Predicting total lung capacity from spirometry: a machine learning approach

Luka Beverin; Marko Topalovic; Armin Halilovic; Paul Desbordes; Wim Janssens; Maarten De Vos

doi:10.3389/fmed.2023.1174631

Predicting total lung capacity from spirometry: a machine learning approach

Front Med (Lausanne). 2023 May 19:10:1174631. doi: 10.3389/fmed.2023.1174631. eCollection 2023.

Authors

Luka Beverin¹, Marko Topalovic², Armin Halilovic², Paul Desbordes², Wim Janssens³, Maarten De Vos^{4

2}

Affiliations

¹ Statistics Research Centre, KU Leuven, Leuven, Belgium.
² ArtiQ NV, Leuven, Belgium.
³ Laboratory of Respiratory Diseases and Thoracic Surgery, Department of Chronic Diseases Metabolism and Ageing, Ku Leuven, Leuven, Belgium.
⁴ Stadius, Department of Electrical Engineering, KU Leuven, Leuven, Belgium.

Abstract

Background and objective: Spirometry patterns can suggest that a patient has a restrictive ventilatory impairment; however, lung volume measurements such as total lung capacity (TLC) are required to confirm the diagnosis. The aim of the study was to train a supervised machine learning model that can accurately estimate TLC values from spirometry and subsequently identify which patients would most benefit from undergoing a complete pulmonary function test.

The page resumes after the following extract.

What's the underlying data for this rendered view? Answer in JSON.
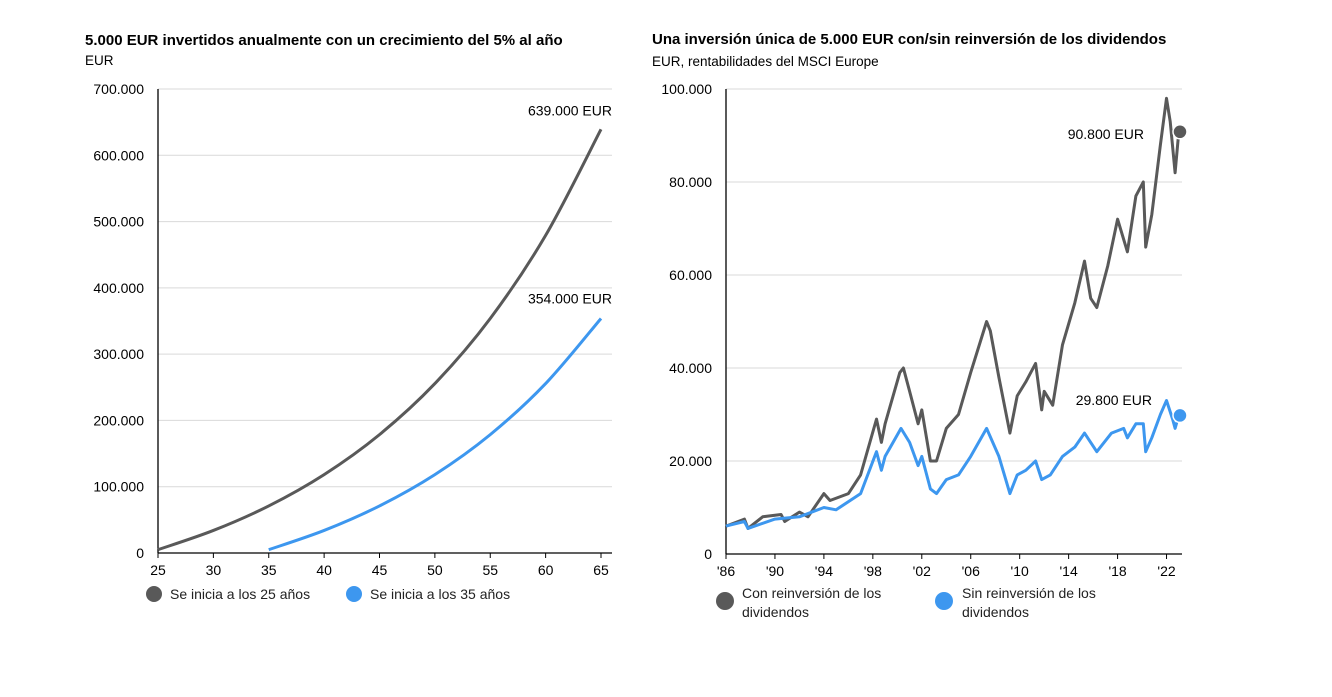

Methods: We trained three tree-based machine learning models on 51,761 spirometry data points with corresponding TLC measurements. We then compared model performance using an independent test set consisting of 1,402 patients. The best-performing model was used to retrospectively identify restrictive ventilatory impairment in the same test set. The algorithm was compared against different spirometry patterns commonly used to predict restriction.

Results: The prevalence of restrictive ventilatory impairment in the test set is 16.7% (234/1402). CatBoost was the best-performing machine learning model. It predicted TLC with a mean squared error (MSE) of 560.1 mL. The sensitivity, specificity, and F1-score of the optimal algorithm for predicting restrictive ventilatory impairment was 83, 92, and 75%, respectively.

Conclusion: A machine learning model trained on spirometry data can estimate TLC to a high degree of accuracy. This approach could be used to develop future smart home-based spirometry solutions, which could aid decision making and self-monitoring in patients with restrictive lung diseases.

Keywords: interstitial lung disease; machine learning; restriction; spirometry; total lung capacity.